I'll be the first to admit that not every single post on my lil' blog has been insightful or interesting. In this first year, I think my blog has been overall good, but sometimes hit or miss. Some days, I wrote and posted something I felt really proud of, and other times I was exhausted and just needed to get something, like a single photo, up on the page.
But here's the thing: I posted at least once a week for an ENTIRE YEAR. On average, I posted 1.4 times a week! And I feel really proud of that. To me, this means I showed up for myself, even if each post wasn't all that interesting, articulate or perfect, even if thousands of people aren't devoted followers of my little corner of the internet. Even if I am not earning any money doing this. I showed up. I did it!
And I'm about to show up again in a new and scary way tomorrow, on stage with my motherhood-inspired piece to read.
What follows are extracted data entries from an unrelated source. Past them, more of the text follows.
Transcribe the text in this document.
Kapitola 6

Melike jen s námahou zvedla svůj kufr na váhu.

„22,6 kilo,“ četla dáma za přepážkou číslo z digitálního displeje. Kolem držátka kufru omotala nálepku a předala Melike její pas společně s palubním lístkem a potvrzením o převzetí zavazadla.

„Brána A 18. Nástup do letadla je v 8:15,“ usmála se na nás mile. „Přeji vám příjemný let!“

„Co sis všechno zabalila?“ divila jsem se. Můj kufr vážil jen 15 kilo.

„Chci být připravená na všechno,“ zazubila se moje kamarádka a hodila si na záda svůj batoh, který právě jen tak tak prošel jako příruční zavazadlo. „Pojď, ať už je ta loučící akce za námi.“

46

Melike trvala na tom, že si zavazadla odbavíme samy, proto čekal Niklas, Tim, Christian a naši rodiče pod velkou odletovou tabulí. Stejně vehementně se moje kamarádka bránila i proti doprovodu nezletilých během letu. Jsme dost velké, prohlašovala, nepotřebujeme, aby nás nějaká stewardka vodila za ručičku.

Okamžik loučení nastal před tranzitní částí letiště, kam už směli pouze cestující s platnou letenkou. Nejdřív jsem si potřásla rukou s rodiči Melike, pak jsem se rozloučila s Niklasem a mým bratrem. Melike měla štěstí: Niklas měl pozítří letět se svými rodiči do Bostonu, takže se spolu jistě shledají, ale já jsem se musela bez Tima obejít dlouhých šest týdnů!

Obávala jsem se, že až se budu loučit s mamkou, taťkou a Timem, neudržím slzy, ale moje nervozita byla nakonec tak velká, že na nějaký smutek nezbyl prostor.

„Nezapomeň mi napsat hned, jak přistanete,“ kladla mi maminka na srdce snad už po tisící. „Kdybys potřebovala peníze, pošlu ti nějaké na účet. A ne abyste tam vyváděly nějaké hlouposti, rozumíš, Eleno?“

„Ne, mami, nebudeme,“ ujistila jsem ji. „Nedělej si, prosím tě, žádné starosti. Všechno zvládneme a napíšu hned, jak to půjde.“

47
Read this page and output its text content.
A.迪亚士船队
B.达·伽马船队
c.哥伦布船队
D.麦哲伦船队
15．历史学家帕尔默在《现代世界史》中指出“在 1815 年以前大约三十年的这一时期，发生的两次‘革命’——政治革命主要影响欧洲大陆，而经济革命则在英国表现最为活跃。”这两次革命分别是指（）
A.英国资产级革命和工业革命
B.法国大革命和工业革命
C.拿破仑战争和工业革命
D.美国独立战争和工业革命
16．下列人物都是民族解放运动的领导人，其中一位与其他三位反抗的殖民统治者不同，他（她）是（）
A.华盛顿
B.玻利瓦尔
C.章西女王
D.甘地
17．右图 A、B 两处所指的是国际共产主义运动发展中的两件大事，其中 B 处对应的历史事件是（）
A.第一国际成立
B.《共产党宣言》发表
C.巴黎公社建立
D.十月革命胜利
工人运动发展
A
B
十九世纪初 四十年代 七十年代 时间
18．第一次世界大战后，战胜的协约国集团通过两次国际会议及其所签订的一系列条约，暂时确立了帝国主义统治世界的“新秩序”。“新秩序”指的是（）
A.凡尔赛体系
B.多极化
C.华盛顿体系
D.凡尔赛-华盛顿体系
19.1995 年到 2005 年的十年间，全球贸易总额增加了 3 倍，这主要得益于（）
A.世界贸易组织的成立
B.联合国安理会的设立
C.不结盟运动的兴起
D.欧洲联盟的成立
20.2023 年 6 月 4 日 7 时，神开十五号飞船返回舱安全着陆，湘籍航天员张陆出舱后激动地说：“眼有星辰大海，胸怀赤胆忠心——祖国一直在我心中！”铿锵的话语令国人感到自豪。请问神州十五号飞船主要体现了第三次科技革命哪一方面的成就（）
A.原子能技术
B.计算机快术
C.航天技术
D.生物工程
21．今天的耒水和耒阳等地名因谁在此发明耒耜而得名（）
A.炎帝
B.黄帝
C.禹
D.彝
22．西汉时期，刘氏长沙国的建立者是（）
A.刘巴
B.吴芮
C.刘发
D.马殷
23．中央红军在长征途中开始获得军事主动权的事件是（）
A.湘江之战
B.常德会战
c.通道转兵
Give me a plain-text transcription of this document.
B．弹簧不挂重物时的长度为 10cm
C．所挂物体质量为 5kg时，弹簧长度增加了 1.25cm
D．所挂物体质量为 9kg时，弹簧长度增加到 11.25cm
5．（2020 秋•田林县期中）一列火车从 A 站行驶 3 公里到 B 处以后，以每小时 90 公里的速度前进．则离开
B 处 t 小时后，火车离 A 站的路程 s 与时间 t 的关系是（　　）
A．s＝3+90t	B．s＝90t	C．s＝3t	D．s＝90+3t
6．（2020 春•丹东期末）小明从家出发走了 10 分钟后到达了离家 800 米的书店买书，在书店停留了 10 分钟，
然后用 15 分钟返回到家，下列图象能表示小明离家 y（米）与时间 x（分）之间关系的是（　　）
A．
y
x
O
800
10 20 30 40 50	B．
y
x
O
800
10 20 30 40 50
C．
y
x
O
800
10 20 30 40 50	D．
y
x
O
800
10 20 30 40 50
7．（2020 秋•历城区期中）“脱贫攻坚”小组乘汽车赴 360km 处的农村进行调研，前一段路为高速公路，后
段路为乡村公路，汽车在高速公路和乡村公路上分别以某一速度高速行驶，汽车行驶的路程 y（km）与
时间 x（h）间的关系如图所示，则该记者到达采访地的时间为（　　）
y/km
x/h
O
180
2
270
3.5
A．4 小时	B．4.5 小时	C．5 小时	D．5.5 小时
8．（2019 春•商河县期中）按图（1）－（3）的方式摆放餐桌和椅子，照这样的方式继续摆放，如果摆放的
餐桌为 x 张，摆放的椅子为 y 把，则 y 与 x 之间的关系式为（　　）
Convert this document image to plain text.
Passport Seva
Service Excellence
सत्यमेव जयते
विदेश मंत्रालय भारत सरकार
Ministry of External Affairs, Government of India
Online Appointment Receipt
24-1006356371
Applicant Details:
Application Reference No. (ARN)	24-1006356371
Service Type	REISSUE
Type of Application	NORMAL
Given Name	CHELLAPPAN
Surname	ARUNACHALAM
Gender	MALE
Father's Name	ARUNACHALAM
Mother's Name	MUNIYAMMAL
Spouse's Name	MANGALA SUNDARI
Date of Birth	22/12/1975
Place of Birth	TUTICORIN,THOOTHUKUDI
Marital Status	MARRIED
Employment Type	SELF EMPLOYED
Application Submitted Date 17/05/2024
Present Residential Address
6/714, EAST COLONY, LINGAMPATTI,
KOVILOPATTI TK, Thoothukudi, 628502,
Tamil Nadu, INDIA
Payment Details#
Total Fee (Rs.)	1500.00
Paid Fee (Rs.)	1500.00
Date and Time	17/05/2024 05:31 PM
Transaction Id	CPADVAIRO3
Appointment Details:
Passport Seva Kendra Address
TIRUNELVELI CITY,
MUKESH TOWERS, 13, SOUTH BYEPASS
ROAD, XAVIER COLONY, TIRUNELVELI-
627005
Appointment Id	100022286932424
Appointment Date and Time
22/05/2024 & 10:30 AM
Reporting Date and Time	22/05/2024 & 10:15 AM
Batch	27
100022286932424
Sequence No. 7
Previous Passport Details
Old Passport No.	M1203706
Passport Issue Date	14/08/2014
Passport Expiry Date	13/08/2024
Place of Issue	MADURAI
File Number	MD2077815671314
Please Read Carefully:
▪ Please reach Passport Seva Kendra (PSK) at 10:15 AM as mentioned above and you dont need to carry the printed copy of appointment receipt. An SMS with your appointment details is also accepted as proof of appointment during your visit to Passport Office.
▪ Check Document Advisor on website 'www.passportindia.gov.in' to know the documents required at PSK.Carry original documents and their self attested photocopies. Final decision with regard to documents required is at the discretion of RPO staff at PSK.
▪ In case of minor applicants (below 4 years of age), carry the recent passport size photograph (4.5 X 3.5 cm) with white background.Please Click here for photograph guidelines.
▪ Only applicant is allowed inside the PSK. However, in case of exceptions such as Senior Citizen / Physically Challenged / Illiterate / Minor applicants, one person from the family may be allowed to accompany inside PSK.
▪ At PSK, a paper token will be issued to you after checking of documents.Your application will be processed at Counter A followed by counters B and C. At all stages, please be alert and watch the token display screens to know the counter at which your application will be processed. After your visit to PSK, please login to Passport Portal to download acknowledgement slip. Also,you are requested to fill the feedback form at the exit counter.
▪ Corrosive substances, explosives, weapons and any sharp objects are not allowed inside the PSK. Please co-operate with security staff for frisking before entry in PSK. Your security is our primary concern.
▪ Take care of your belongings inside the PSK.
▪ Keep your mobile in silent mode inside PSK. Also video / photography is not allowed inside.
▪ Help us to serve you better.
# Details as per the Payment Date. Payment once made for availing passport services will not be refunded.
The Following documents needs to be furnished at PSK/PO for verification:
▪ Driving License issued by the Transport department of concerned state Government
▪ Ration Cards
When I told my mom that I was thinking about auditioning for the Listen to Your Mother (LTYM) Show, we had a serious conversation about the content of the piece I wrote. The reading I'm doing tomorrow is pretty vulnerable for me. I was trying to make sense of my need to write it and share it, and then my mom said, "I don't think you have a choice, Jenn. I've known you longer than anyone else in the world. I can tell you that for as long as you could hold a pen, there was never a time when you didn't need to write. It's always been your way of getting things out of yourself that needed to come out. I don't think it was ever up to you."
And if there's one thing I know well enough by now, it's to listen to my mother. :)
So maybe that's why, when I heard about the LTYM show and the call for auditions, I didn't want this opportunity to be part of a national conversation about "motherhood" to be hijacked by some June Cleaver version of mothering, which everyone knows is bullshit. I deeply wanted this Providence show to tell the truth. So I decided to write about mine, as bravely as I could muster, and then take it to the audition. And tomorrow, to the stage.
And here's what's so amazing: 13 other women (Yep, our entire Providence cast) had the same thought that I did! Screw motherhood myths! Let's TELL THE TRUTH!
And so tomorrow we are going to do that. Because together, on that stage in our real lives, and on this stage here on the internet, we are showing up to save the only lives any of us can really save: our own. One fantastic truth-filled bit at a time.